Considering the prominence of the game’s light sources – lurid neon, soft lanterns and blazing suns alike – its contrasts of light and shadow are disappointingly dull, lending its action a look that’s anachronistic beyond expectations.
Mechanically, some would suggest that action to be too rudimentary to warrant the intricate changes made to it in the past, but while the DOA 4 fighting system follows familiar patterns – combos occurring in sporadic bursts with somewhat awkward beats in between – a simple quickening of its pace has effected considerable change.
As you’d expect, the counter remains king, the much-vaunted reduction of active counter frames having surprisingly little effect on the ease with which they’re performed.
The impact of such reversals has been lessened, but the result is simply that you’ll perform more of them rather than adopt an alternative strategy. Admittedly, the structure of story mode is almost entirely familiar, and rifling through it with every character is little more than a three to four-hour job.

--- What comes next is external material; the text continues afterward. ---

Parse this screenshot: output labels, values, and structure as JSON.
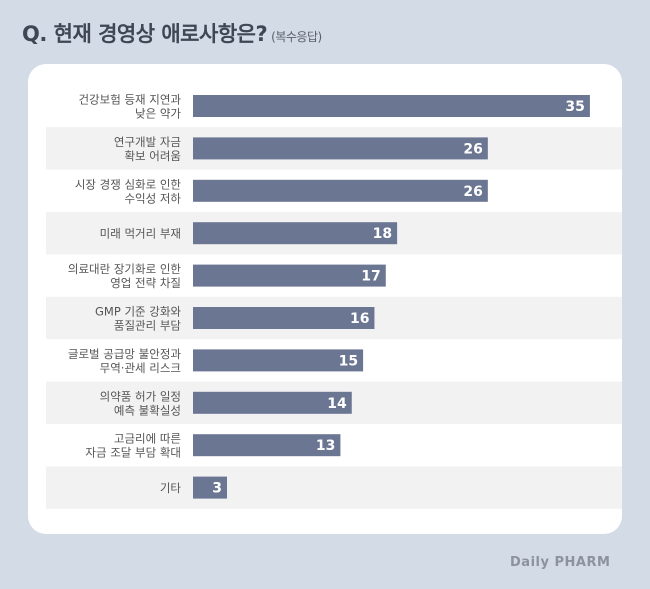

The true joy (and test) of a fighter, however, lies beyond the baptism of that initial story mode trawl, and DOA has historically lived and died by its provision of supplemental challenge.
Here, the game’s speed truly makes itself known. Itakagi, typically, wants the game’s online servers to be graced solely by those who have mastered its single-player modes: that’s his preference, not an enforcement, but experience the game’s aggression at default settings in Time Attack mode and you’ll appreciate the elitism of his view.
DOA 4 demands, at the very least, a base knowledge of both your own character’s command list and the ultimate hit zones of your opponents, victory being far from assured even then.
New charge attacks may be available, but the AI’s countering proficiency is intimidating and often overwhelming.
Much as with Soul Calibur III, its strategies can spike from passivity to onslaught at unpredictable times, and to exasperating effect when the clock is ticking.
Final boss Alpha-152 will have you wondering – especially in the wake of Jinpachi Mishima – whether versus-fighting game developers still know what it is to provide a satisfying final contest, as opposed to a brick wall of telepathic counters and whirlwind attacks.
Of course there’ll always be the Uriens and Geese Howards of any fighting circuit – player killers, if you like – but the balance in this case really is off by a stretch.
Alongside such flaws (of judgement rather than execution, it seems), there are also glitches and other technical shortcomings.
As the garments of a fallen Lei Fang glitch upon the windswept Tritower Heliport and inhumanly parted hair writhes oddly around characters’ shoulders, the considerably improved recovery animations can easily be forgotten. And those hopes of a remedied online mode will have to await, at best, a subsequent downloadable patch.
An overburdened branch of Argos operates in much the same way as the game’s new online lobby, and participating in a Quick Match bout is a proposal more laborious than its title suggests. Matches against players of similar bandwidth are reliably slick, but place one bad connection in a lobby and everyone feels the lag.
The prime concern in the protracted run-up to this game – as is now synonymous with the series generally – was that the enormous length of old rope from which Team Ninja likes to reap money would finally lose its allure. By the slimmest of margins, it hasn’t, because there are just enough curios here to sustain interest.
The game’s range of 360 Achievements is novel and should keep those who are now fixated upon such things busy for some time, while its Watch mode now features a sure-to-be-popular snapshot function (interestingly, you can only capture the action while it’s moving).
But still, with its limited range of costumes (broadened with lazy palette swaps) and unambitious Tag and Team battles, DOA 4 remains as familiar as the mild disappointment it delivers.